A PAF provoca perda de sensibilidade e dos movimentos; conheça tratamento e sua história

As caravelas portuguesas que saiam de Portugal há pouco mais de 500 anos rumo ao Brasil não traziam apenas uma nova cultura a bordo para influenciar a terra tupiniquim. Embarcaram também com uma doença rara, progressiva, incurável, que pode levar à morte dez anos após os primeiros sintomas, se não tiver tratamento adequado. A PAF (polineuropatia amiloidótica familiar) ou paramiloidose chegou aqui com os imigrantes e, hoje, há 5.000 brasileiros com a doença, porém 200 diagnosticados, ou seja, a doença ainda é desconhecida.

Formigamentos, perda de sensibilidade à dor e temperatura nos pés e nas mãos, perda de peso são os primeiros sinais da PAF, que começa se manifestar por volta dos 30 anos (37 em mulheres e 32 anos em homens). A polineuropatia evolui e pode levar o paciente à atrofia, perda do equilíbrio e movimentos com o passar do tempo.

Problemas nos rins, gastrointestinal, como diarreias, disfunção sexual no homem também são comuns, destacou a médica Isabel Conceição, do Hospital Santa Maria, de Lisboa, um dos centros de referências de PAF em Portugal.

A doença ocorre por causa de uma mutação genética que faz com que a proteína transtirretina (TTR) seja produzida de forma instável e se deposite em diversos tecidos do corpo, inteferindo em seu funcionamento. A TTR é fabricada no fígado quase em sua totalidade (95%), mas também é sintetizada pelo cérebro e pelo vítreo, região próxima à retina.

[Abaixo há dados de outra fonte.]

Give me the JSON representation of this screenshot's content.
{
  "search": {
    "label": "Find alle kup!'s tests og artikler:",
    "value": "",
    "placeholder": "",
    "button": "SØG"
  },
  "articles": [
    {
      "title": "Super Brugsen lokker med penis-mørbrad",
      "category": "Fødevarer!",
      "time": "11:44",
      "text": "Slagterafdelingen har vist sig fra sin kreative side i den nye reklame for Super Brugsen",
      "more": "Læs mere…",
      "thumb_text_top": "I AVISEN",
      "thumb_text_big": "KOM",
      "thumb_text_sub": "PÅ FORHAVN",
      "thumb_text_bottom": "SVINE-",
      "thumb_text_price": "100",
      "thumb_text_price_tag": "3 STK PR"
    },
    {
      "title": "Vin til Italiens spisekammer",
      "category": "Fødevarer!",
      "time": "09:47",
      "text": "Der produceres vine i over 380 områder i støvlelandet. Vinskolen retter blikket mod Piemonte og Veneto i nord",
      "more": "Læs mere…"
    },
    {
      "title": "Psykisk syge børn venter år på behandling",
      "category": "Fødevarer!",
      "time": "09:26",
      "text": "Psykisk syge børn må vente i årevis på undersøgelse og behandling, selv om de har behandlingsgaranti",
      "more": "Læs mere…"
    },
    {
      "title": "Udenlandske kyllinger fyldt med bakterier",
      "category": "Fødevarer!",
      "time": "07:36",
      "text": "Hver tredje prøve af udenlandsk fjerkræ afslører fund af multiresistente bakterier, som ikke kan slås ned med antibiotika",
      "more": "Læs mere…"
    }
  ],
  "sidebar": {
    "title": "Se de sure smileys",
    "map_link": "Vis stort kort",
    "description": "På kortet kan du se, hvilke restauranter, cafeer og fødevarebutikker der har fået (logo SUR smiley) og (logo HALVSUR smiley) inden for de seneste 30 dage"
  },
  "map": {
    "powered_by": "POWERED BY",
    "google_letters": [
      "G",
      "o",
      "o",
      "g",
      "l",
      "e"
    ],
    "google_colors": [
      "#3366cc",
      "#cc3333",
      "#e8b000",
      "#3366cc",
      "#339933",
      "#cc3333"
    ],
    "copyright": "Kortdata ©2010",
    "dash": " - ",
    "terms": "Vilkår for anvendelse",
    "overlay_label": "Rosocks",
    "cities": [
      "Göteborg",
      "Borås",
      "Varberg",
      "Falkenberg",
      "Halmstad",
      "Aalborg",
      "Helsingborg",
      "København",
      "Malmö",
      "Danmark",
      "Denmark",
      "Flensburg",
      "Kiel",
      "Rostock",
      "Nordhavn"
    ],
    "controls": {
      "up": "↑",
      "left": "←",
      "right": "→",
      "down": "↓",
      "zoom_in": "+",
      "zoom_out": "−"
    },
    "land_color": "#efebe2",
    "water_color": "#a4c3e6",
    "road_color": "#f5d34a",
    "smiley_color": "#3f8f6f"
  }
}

Há mais de 130 mutações já identificadas que podem desencadear a condição. Porém, a mais comum em todo mundo é a dos portugueses (V30M) – também a mais prevalente no Brasil.
A geneticista do Hospital Santa Maria Ana Berta Sousa explica que a PAF é uma doença autossômica dominante. Mas o que isso significa? Que ela pode afetar igualmente ambos os sexos e basta ter apenas uma cópia defeituosa do gene com a mutação para desenvolver a doença.

Para descobrir se o paciente tem ou não a mutação é necessário fazer um teste genético. No Brasil, o exame é feito com indicação médica em pessoas acima dos 18 anos com sintomas da doença ou com histórico familiar da doença.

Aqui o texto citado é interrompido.